Students will take the assessments and the school would like the students to be able to see their progress reports from these assessments in order to facilitate thoughtful discussions and reflections on their learning.

Teachers will primarily be proctoring assessments and see questions prior to administering exams. They would like for teachers to have a handful of reports to inform instruction but not so much that they feel overwhelmed by the data. They would like the teachers to be able identify specific standards that students are struggling with in order to take action.
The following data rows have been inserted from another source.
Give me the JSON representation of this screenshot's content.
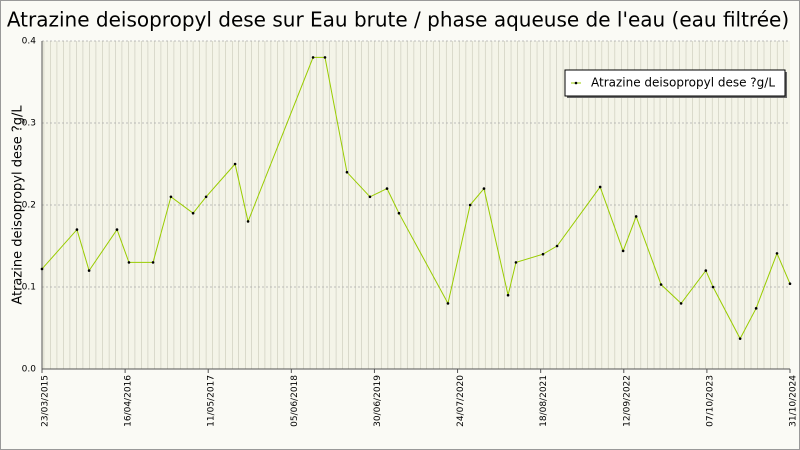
{
  "chart_data": {
    "type": "line",
    "title": "Atrazine deisopropyl dese sur Eau brute / phase aqueuse de l'eau (eau filtrée)",
    "y_label": "Atrazine deisopropyl dese ?g/L",
    "x": [
      "23/03/2015",
      "03/09/2015",
      "30/10/2015",
      "09/03/2016",
      "04/05/2016",
      "25/08/2016",
      "17/11/2016",
      "01/03/2017",
      "01/05/2017",
      "14/09/2017",
      "14/11/2017",
      "15/09/2018",
      "10/11/2018",
      "21/02/2019",
      "09/06/2019",
      "28/08/2019",
      "23/10/2019",
      "09/06/2020",
      "21/09/2020",
      "25/11/2020",
      "18/03/2021",
      "24/04/2021",
      "29/08/2021",
      "03/11/2021",
      "24/05/2022",
      "09/09/2022",
      "09/11/2022",
      "06/03/2023",
      "08/06/2023",
      "02/10/2023",
      "05/11/2023",
      "11/03/2024",
      "25/05/2024",
      "31/08/2024",
      "31/10/2024"
    ],
    "series": [
      {
        "name": "Atrazine deisopropyl dese ?g/L",
        "color": "#99cc00",
        "values": [
          0.122,
          0.17,
          0.12,
          0.17,
          0.13,
          0.13,
          0.21,
          0.19,
          0.21,
          0.25,
          0.18,
          0.38,
          0.38,
          0.24,
          0.21,
          0.22,
          0.19,
          0.08,
          0.2,
          0.22,
          0.09,
          0.13,
          0.14,
          0.15,
          0.222,
          0.144,
          0.186,
          0.103,
          0.08,
          0.12,
          0.1,
          0.037,
          0.074,
          0.141,
          0.104
        ]
      }
    ],
    "xlim": [
      "23/03/2015",
      "31/10/2024"
    ],
    "xticks": [
      "23/03/2015",
      "16/04/2016",
      "11/05/2017",
      "05/06/2018",
      "30/06/2019",
      "24/07/2020",
      "18/08/2021",
      "12/09/2022",
      "07/10/2023",
      "31/10/2024"
    ],
    "ylim": [
      0,
      0.4
    ],
    "yticks": [
      {
        "value": 0,
        "label": "0.0"
      },
      0.1,
      0.2,
      0.3,
      0.4
    ],
    "grid": true,
    "legend_position": "top-right"
  }
}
The tool must administer short cycle benchmarks and get actionable data. The tool content needs to be aligned to Common Core. The tool should make it easy to use reports. The tool must work on Chromebooks. The district offers Chromebooks 1:1. The data that this district would like access to includes: students' current status on their mastery of standards; progress toward goals; a comparative report that helps measure student growth; and flexible filtering. If possible, the district would like to be able to see where there are the greatest achievement gaps. If the tool could report on Lexile data, that would be a nice to have. If possible, the tool should be able to link student performance to their SIS data for student profile data like ethnicity and other sub-group data. Reports and data should be able export to CSV and PDF. The district preferred Google single sign on.